CONCERNING THE CITY OF LOYALTON WATER LEAK, local rancher Einen Grandi extended an offer of help with his four wells surrounding the City in an emergency situation. The City has been turned down for a grant to cover repair of the major water leak, as reported at the August 16th Council meeting. The less desirable Option 2 will replace 300-feet of 10” line. City consultant Farr West has been out to survey and plans to abandon the leaking pipe. A problem has been attempts to find the valve under poison Hemlock. There was talk of spraying with a herbicide or contacting the Resource Conservation District and help with equipment by CTL. The hope is to start digging late August or first of September and Mayor Jackson admitted it’s taken “longer than we wanted.” Assistant Fire Chief Robert DeMartini was concerned with down time for water and was told it would be very little to none while laying new pipe. “Good plans always go to hell in a heartbeat,” said Robert.
Robert wanted to be told if the water tank was low. The tank was said to be at 14-feet that day. Robert questioned if they were still "losing gobs of water." Mayor Jackson repeated that they were. Council Member Jerry Gerow stated that the pumps should be keeping the tanks between 17 1/2 and 18 feet of water and they have gotten well 3, the hospital well, working now.
Robert reported there have been 152 fire calls since January 1st, stating they "weren't stopping."

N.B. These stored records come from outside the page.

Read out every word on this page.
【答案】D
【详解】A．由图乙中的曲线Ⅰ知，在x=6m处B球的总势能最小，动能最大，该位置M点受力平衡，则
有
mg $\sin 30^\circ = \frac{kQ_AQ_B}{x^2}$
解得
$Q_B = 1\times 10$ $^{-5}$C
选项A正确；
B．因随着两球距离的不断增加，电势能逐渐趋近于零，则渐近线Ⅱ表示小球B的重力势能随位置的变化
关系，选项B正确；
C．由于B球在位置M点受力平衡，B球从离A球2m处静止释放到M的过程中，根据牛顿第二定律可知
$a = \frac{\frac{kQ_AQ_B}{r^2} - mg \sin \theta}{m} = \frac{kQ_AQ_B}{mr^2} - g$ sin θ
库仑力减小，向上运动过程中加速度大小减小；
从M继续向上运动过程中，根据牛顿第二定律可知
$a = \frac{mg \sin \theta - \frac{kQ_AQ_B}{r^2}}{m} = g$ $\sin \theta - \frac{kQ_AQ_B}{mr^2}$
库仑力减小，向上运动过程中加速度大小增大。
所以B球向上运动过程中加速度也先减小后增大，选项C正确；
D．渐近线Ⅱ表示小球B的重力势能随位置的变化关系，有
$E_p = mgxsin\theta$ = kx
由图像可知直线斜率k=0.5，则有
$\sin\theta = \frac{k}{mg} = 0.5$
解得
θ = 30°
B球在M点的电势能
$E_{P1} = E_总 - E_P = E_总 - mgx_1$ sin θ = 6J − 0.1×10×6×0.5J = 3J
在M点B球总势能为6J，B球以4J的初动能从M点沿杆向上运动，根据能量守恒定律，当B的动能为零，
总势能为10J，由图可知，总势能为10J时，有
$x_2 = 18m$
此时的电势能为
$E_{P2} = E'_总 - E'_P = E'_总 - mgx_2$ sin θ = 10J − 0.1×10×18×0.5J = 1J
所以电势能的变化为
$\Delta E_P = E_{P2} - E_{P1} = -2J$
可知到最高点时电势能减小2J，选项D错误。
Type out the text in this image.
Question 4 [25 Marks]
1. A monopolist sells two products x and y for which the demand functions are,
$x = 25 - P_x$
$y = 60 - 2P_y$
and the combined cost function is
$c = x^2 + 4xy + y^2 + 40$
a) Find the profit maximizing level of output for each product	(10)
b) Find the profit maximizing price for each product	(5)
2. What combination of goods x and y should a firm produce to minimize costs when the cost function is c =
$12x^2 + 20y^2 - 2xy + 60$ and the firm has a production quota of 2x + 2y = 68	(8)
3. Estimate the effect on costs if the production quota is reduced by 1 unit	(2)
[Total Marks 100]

The Council approved use of the grass at the Little League fields for the 100 TK-8th grade soccer players along with use of the restrooms. It was approved with a request they lock the restrooms at night when leaving due to vandalism.
Einen Grandi approached the Council over receiving sewer water and having no access when he needs it. In the past City pumps worked automatically but the system no longer works. He told of cooperation with City workers and proposed access to the gate and one building to operate the pumps at no cost to the city and he would notify workers every time he went in. Councilman Jerry Gerow wanted to “give him whatever the hell he wants.” Einen thought the agreement stated a 50/50 split on electricity and said he should get billed for a 15 hp pump for one day a week. Joy Markum moved and Gerow seconded and it was approved with notification with City workers. On another note, Einen noted it was good the pH is not down but it’s better and was always above 10. He explained high pH ties nutrients up and plants can’t pull nutrients. He stated his crop this year was better and a crop consultant commended it.